Gentoo Websites Logo
Go to: Gentoo Home Documentation Forums Lists Bugs Planet Store Wiki Get Gentoo!

Bug 766983 (CVE-2021-3195)

Summary: net-p2p/bitcoind: Information leak via RPC calls (CVE-2021-3195)
Product: Gentoo Security Reporter: Sam James <sam>
Component: VulnerabilitiesAssignee: Gentoo Security <security>
Status: IN_PROGRESS ---    
Severity: minor CC: luke-jr+gentoobugs, O01eg, proxy-maint
Priority: Normal    
Version: unspecified   
Hardware: All   
OS: Linux   
See Also: https://github.com/bitcoin/bitcoin/issues/20866
Whiteboard: B4 [upstream]
Package list:
Runtime testing required: ---

Description Sam James archtester Gentoo Infrastructure gentoo-dev Security 2021-01-25 02:01:14 UTC
Description:
"bitcoind in Bitcoin Core through 0.21.0 can create a new file in an arbitrary directory (e.g., outside the ~/.bitcoin directory) via a dumpwallet RPC call."
Comment 1 Luke-Jr 2021-01-25 03:24:59 UTC
This isn't an actual security issue. Not sure why someone created a CVE for it.
Comment 2 John Helmert III archtester Gentoo Infrastructure gentoo-dev Security 2021-01-25 03:40:56 UTC
(In reply to Luke-Jr from comment #1)
> This isn't an actual security issue. Not sure why someone created a CVE for
> it.

I am not super familiar with this software but this does seem like a security issue. Imagine if the same user running bitcoind had write access to a directory served by an httpd or nfs or something. You could dump a secret to a public directory.

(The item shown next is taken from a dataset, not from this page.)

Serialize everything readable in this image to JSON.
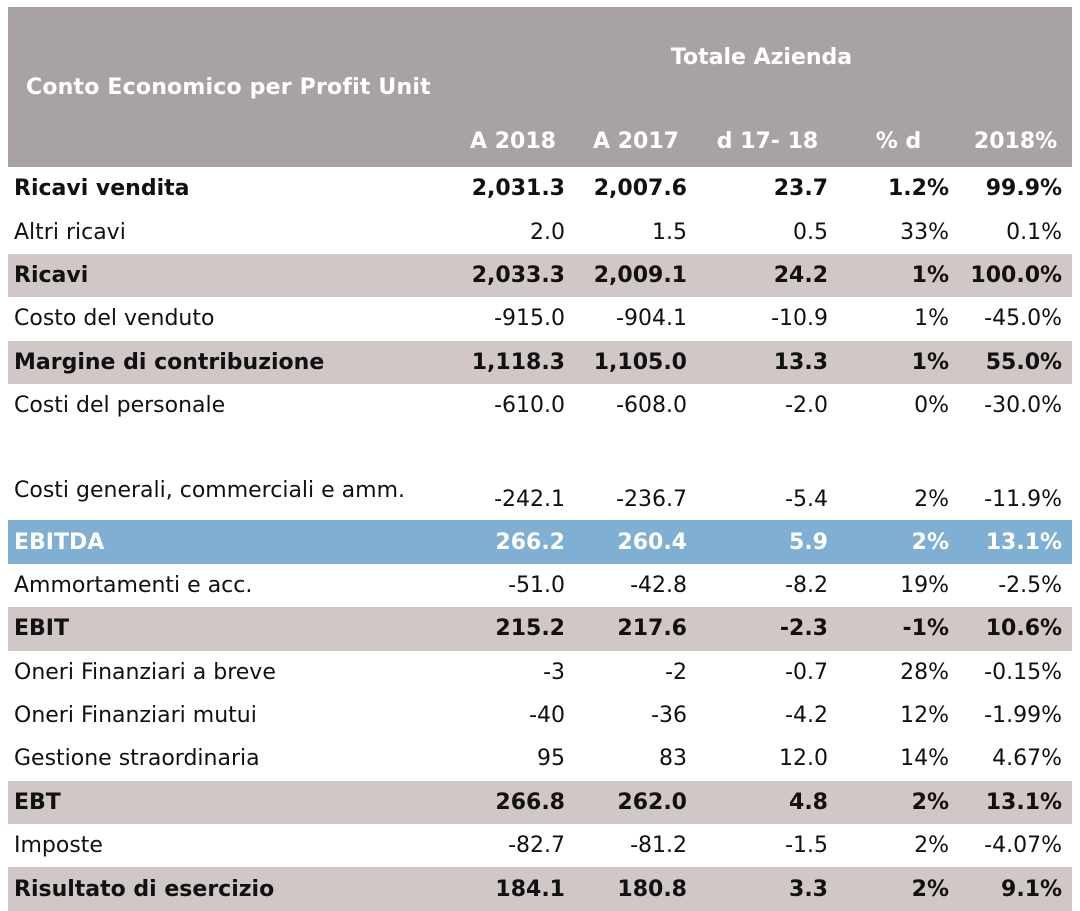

It's a peculiar enough setup that it might never get exploited by anyone, but that's no reason to not treat it as a security issue.
Comment 3 Luke-Jr 2021-01-25 04:09:50 UTC
If you have RPC access, you are assumed to be the user running bitcoind and have full access to the wallet already.
Comment 4 NATTkA bot gentoo-dev 2021-07-29 17:24:20 UTC Comment hidden (obsolete)
Comment 5 NATTkA bot gentoo-dev 2021-07-29 17:32:48 UTC Comment hidden (obsolete)
Comment 6 NATTkA bot gentoo-dev 2021-07-29 17:40:41 UTC Comment hidden (obsolete)
Comment 7 NATTkA bot gentoo-dev 2021-07-29 17:48:51 UTC Comment hidden (obsolete)
Comment 8 NATTkA bot gentoo-dev 2021-07-29 18:04:47 UTC Comment hidden (obsolete)
Comment 9 NATTkA bot gentoo-dev 2021-07-29 18:13:04 UTC
Package list is empty or all packages have requested keywords.